Currently, strategies aimed at modulating TERT function have involved the use of antibodies, dominant negative mutants of the TERT protein, gene knockouts in mice and antisense molecules.
Inducible dominant negative mutants of TERT have been shown to radically reduce the telomerase activity, reduce telomere length and increase death of tumor cells (Hahn, Stewart, et al., Nat. Med. 1999, 5(10), 1164-70; Zhang, Mar, et al., Genes Dev., 1999, 13(18), 2388-99).
Mice lacking the TERT gene showed phenotypes that were apparently normal during the early generations and all tissues examined from these mice lacked telomerase activity. These studies indicated that TERT is the only gene encoding the catalytic function of the telomerase complex (Yuan, Nikaido, et al., Genes Cells, 1999, 4(10), 563-72).
Disclosed in the PCT publication WO 99/50279 are a series of antisense phosphorothioate oligonucleotides, 30 nucleotides in length, targeting the nucleic acid encoding TERT wherein the polynucleotide inhibits telomerase activity or expression by at least 50% (Cech, Lingner et al., 1999).
Other less specific inhibitors include reverse transcriptase inhibitors (RTI) (Beltz, Moran et al., Anticancer Res., 1999, 19(4B), 3205-11; Murakami, Nagai, et al., Eur. J. Cancer, 1999, 35(6), 1027-34; Yegorov, Akimov, et al., Anticancer Drug Des., 1999, 14(4), 305-16), isothiazolone derivatives (Hayakawa, Nozawa, et al., Biochemistry 1999, 38(35), 11501-7), heparin (Engelberg, Cancer, 1999, 85(2), 257-72), gonadotropin releasing hormone (Ohta, Sakamoto, et al., Cancer Lett., 1998, 134(1), 111-8) and deoxynucleoside analogs (Pai, Pai, et al., Cancer Res., 1998, 58(9), 1909-13).

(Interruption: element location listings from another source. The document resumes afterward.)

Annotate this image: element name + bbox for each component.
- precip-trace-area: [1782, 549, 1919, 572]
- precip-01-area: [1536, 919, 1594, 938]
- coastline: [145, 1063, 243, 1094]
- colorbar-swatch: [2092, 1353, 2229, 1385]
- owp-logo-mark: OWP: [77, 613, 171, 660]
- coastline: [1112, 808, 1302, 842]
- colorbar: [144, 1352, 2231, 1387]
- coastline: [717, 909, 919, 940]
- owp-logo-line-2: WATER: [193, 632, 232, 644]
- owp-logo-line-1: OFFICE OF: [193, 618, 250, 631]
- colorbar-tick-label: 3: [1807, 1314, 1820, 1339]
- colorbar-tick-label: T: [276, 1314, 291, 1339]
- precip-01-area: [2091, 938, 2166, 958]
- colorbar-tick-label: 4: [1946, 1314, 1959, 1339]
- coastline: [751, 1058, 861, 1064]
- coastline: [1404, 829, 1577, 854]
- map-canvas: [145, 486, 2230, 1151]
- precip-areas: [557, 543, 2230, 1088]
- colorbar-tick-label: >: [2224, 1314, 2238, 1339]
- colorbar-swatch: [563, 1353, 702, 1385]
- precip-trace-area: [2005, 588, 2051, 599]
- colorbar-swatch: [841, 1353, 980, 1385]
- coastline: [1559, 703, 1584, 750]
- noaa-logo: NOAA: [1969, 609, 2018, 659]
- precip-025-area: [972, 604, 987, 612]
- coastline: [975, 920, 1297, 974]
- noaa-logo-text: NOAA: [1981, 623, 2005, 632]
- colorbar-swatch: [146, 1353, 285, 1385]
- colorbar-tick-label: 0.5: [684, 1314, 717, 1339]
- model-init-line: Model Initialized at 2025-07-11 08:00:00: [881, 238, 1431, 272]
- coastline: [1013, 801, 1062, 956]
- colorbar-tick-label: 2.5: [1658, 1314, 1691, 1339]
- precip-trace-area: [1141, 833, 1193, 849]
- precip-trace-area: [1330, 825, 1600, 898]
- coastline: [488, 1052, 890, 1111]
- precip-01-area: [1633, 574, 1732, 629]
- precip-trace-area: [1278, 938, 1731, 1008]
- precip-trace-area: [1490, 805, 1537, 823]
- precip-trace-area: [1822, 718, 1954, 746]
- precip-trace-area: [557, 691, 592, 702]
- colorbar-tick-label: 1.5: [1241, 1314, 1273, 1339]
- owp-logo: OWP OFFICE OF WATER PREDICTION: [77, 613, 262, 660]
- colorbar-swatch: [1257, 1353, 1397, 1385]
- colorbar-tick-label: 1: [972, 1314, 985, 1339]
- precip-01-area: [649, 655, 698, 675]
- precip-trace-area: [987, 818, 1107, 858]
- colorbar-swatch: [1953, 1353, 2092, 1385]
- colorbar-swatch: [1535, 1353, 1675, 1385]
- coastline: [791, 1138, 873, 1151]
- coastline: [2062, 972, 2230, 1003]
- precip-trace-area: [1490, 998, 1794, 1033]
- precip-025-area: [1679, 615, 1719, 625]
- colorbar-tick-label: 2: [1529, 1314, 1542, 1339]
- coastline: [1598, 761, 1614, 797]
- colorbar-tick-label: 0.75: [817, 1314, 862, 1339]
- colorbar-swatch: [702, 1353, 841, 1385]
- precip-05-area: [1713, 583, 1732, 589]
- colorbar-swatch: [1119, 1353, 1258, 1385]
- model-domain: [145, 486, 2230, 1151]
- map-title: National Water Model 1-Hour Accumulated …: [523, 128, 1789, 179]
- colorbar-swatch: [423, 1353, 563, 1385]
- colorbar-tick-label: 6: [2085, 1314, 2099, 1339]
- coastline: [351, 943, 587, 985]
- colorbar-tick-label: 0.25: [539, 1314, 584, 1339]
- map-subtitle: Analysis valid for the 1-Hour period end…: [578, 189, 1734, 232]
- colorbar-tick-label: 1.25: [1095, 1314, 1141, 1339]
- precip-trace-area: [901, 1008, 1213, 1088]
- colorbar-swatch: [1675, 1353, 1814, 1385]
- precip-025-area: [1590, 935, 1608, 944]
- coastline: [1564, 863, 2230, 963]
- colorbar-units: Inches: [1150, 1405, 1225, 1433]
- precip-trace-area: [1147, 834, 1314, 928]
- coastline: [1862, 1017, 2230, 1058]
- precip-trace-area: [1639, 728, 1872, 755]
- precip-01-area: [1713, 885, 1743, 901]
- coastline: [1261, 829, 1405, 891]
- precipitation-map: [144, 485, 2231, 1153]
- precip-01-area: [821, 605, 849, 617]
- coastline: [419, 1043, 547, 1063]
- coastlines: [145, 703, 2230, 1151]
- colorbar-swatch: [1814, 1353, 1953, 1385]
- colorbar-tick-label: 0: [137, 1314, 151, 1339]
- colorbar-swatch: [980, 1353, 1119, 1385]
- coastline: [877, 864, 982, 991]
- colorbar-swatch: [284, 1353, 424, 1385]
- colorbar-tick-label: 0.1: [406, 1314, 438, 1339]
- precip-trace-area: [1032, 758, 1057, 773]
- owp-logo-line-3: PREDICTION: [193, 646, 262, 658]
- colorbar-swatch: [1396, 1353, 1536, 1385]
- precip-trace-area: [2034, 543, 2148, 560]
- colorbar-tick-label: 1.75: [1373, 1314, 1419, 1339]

There remains, however, a long felt need for additional agents capable of effectively inhibiting TERT function and antisense technology is emerging as an effective means for reducing the expression of specific gene products. This technology may prove to be uniquely useful in a number of therapeutic, diagnostic, and research applications for the modulation of TERT expression.
The present invention provides compositions and methods for modulating TERT expression, including modulation of the alternatively spliced form of TERT.